Giotto, Visita de María a Isabel
Cuando falta poco para estas
fiestas, las lecturas nos ofrecen tres ejemplos excelentes para vivir su sentido
y un mensaje de esperanza.
El ejemplo de Isabel:
alabanza, asombro, alegría (Lucas 1,39-45)
En aquellos días, María se puso de camino y fue a
prisa a la montaña, a un pueblo de Judá; entró en casa de Zacarías y saludó a
Isabel. En cuanto Isabel oyó el saludo de María, saltó la criatura en su
vientre. Se llenó Isabel del Espíritu Santo y dijo a voz en grito:
"¡Bendita tú entre las mujeres, y bendito el fruto de tu vientre! ¿Quién
soy yo para que me visite la madre de mi Señor? En cuanto tu saludo llegó a mis
oídos, la criatura saltó de alegría en mi vientre. Dichosa tú que has creído,
porque lo que te ha dicho el Señor se cumplirá."
Aunque en el relato del evangelio
la iniciativa es de María, poniéndose en camino hacia un pueblecito de Judá,
los verdaderos protagonistas son Isabel, la única que habla, y Juan, el hijo que
lleva en su seno. Es este el primero en reaccionar, antes que su madre. En
cuanto oye el saludo de María (Lucas no cuenta qué palabras usó para saludar)

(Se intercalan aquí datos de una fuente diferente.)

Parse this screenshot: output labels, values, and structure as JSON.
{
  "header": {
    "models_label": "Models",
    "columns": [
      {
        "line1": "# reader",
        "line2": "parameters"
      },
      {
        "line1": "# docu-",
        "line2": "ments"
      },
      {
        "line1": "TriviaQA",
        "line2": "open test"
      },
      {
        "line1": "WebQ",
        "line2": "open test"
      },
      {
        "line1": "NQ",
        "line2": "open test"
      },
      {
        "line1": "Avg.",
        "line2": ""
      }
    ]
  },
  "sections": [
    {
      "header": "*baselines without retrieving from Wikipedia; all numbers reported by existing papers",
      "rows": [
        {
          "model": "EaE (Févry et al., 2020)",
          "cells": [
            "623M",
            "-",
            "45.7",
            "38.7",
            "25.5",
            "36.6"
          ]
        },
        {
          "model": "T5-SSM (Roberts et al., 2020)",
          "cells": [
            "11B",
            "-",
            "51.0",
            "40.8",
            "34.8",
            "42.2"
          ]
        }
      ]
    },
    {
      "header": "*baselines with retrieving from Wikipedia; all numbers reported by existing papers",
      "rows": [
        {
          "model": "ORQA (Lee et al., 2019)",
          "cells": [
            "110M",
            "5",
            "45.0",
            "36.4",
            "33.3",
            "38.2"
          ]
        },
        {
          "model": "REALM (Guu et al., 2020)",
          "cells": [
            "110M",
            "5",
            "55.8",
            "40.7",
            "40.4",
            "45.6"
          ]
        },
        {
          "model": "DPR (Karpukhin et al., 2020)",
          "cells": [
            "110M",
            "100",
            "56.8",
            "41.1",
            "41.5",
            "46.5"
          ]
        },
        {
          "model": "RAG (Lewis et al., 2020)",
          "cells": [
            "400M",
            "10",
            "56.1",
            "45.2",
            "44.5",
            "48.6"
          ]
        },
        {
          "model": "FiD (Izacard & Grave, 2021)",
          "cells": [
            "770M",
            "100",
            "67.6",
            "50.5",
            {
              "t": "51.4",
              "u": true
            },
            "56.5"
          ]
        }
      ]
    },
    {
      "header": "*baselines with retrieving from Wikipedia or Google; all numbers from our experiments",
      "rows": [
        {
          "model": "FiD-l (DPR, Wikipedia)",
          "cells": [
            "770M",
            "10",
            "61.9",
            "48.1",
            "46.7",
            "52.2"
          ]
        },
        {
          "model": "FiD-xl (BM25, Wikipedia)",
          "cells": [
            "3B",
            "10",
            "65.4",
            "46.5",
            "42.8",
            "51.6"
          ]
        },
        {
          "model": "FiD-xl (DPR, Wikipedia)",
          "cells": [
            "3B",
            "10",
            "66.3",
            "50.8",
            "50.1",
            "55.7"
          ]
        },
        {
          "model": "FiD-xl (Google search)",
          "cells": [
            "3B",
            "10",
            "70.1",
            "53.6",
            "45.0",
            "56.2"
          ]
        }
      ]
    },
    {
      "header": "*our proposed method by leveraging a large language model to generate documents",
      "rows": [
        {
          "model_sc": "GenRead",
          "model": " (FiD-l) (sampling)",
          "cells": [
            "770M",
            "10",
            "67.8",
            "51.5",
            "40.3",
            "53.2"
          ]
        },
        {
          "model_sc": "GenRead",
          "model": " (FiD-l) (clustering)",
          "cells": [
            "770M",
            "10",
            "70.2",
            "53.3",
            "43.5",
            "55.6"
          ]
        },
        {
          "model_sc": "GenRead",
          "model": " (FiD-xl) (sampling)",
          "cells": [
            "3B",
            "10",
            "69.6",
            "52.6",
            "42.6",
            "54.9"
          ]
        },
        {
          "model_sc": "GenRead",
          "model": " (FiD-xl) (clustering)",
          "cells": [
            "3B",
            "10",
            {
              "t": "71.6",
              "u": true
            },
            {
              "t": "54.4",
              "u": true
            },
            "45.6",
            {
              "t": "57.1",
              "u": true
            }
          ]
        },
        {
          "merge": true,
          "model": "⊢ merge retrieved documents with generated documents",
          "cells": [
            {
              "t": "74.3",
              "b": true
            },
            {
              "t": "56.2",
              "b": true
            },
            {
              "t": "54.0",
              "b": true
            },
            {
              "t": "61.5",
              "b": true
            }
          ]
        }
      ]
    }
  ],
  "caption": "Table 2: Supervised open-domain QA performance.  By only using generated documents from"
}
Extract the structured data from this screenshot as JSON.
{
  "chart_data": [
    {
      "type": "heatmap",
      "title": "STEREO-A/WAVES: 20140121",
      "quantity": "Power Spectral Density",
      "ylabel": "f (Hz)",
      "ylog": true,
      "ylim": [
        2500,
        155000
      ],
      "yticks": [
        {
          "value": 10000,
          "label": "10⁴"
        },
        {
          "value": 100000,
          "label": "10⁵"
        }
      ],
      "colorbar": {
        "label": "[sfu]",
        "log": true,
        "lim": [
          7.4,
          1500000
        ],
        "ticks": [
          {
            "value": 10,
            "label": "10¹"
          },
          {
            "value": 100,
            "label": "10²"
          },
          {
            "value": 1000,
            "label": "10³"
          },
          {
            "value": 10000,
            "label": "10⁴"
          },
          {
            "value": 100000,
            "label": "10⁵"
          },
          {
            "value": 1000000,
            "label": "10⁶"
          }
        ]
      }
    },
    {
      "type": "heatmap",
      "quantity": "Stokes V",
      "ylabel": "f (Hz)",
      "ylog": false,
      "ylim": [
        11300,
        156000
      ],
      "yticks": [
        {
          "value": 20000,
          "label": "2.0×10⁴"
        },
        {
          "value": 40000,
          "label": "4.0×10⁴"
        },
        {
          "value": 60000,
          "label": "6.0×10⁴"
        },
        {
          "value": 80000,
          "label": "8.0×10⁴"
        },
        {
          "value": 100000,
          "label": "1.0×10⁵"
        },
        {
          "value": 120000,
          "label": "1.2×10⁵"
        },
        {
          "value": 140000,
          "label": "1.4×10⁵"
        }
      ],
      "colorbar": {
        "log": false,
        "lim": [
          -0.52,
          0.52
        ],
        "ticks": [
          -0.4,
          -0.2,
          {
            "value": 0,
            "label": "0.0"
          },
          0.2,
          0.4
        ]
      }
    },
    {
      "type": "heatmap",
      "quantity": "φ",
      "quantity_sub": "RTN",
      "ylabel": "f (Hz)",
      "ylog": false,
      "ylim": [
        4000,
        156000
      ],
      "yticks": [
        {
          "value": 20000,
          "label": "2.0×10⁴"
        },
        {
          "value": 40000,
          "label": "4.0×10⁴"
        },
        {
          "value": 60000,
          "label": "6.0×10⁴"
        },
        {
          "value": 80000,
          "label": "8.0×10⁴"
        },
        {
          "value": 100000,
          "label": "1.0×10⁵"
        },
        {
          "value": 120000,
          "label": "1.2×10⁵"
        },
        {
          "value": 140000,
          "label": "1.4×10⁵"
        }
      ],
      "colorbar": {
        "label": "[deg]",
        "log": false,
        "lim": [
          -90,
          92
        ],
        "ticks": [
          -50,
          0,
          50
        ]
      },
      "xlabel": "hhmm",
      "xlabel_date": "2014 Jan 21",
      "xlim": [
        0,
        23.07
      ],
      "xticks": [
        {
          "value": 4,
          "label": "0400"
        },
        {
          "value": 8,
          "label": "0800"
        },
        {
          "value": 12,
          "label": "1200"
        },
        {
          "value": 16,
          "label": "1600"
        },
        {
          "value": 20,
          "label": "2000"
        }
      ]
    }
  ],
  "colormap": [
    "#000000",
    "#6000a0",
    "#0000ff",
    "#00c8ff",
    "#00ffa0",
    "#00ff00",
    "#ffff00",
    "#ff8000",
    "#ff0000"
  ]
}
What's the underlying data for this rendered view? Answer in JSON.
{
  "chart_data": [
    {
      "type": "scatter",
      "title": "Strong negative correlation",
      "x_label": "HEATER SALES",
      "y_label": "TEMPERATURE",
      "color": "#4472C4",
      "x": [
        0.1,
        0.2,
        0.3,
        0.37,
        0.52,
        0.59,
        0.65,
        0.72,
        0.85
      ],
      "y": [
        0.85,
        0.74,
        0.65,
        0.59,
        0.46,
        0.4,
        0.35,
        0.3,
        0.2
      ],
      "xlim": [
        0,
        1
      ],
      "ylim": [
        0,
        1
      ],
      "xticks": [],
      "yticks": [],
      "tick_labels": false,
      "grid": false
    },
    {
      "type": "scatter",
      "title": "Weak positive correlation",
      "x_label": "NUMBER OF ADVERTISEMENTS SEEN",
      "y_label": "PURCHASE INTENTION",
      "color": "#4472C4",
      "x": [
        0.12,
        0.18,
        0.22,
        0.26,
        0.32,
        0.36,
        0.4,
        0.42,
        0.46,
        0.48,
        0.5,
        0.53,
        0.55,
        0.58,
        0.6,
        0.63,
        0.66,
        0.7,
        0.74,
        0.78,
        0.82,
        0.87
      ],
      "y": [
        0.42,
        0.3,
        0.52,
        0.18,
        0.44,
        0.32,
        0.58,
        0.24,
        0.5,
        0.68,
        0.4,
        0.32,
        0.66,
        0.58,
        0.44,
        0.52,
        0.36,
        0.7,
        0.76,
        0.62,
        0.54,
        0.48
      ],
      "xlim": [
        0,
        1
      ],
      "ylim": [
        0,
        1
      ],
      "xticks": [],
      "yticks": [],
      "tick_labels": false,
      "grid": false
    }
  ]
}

da un salto en el seno de Isabel. Esta, llena de Espíritu Santo, expresa los
sentimientos que debe tener cualquier cristiano ante la presencia de Jesús y
María.
Alabanza (“¡Bendita tú entre las mujeres y bendito el fruto de tu
vientre!”). El Antiguo Testamento recoge la alabanza de algunas mujeres, pero
por motivos muy distintos. Yael es proclamada “bendita entre las mujeres” por
haber asesinado a Sísara, general de los enemigos; Rut, por haber elegido a
Booz, a pesar de no ser joven; Abigail, por haber impedido a David que se
tomara la justicia por su mano; Judit, por haber matado a Holofernes y liberado
a Israel; Sara, la esposa de Tobit, por haber abandonado a sus padres para
venir a vivir con la familia de Tobías. ¿Qué ha hecho María para que Isabel la
bendiga? El relato de la anunciación lo deja claro: ha aceptado el plan de Dios
(“he aquí la esclava del Señor”) y eso la ha convertido en madre de Jesús o,
como dirá Isabel, en “la madre de mi Señor”. Motivo más que suficiente de
alabanza.
Asombro (“¿Quién soy yo para que me visite la madre de mi Señor?”). La
forma de expresarse Isabel, tan personal, recuerda lo que escribió san Pablo a
los Gálatas a propósito de la muerte de Jesús: “Me amó y se entregó a la
muerte por mí”. Se deja en segundo plano el valor universal de la
encarnación y de la muerte para destacar lo que significan para mí. La
Navidad, celebrada año tras año durante siglos, corre el peligro de convertirse
en algo normal. No nos asombramos de esta venida de Jesús a mí, como si
fuera la cosa más lógica del mundo. Buen momento para detenernos y
asombrarnos.
Alegría (“la criatura saltó de gozo en mi vientre”). Lucas termina por
donde empezó: hablando de la reacción de Juan. Pero ahora añade que el salto en
el vientre de su madre lo provocó la alegría de escuchar el saludo. Los
domingos anteriores han insistido en el tema de estar siempre alegres. Lo
específico de este evangelio es que la alegría la provoca la presencia de María
y de Jesús.
Estos tres sentimientos los
inspira, según Lucas, el Espíritu Santo; ya que generalmente no lo tenemos tan
presente como debiéramos, es este un buen momento para pedirle que los infunda
también en nosotros.
El ejemplo de María: fe
Las palabras de Isabel, que
comienzan con una alabanza de María y de Jesús, terminan con otra alabanza de
María: “¡Dichosa tú que has creído!” Y esto debe hacernos pensar en la grandeza
del misterio que celebramos. No es algo que se pueda entender con argumentos
filosóficos ni demostrar científicamente. Es un misterio que exige fe. Para
muchos, como decía el cardenal Newman, la fe es “la capacidad de soportar
dudas”. Para María es fuente de felicidad. Lo será siempre, a pesar de las
terribles pruebas por las que debió pasar. En ese camino misterioso de la fe, ella
se nos ofrece como modelo.
El ejemplo de Jesús:
cumplir la voluntad de Dios (Hebreos 10,5-10)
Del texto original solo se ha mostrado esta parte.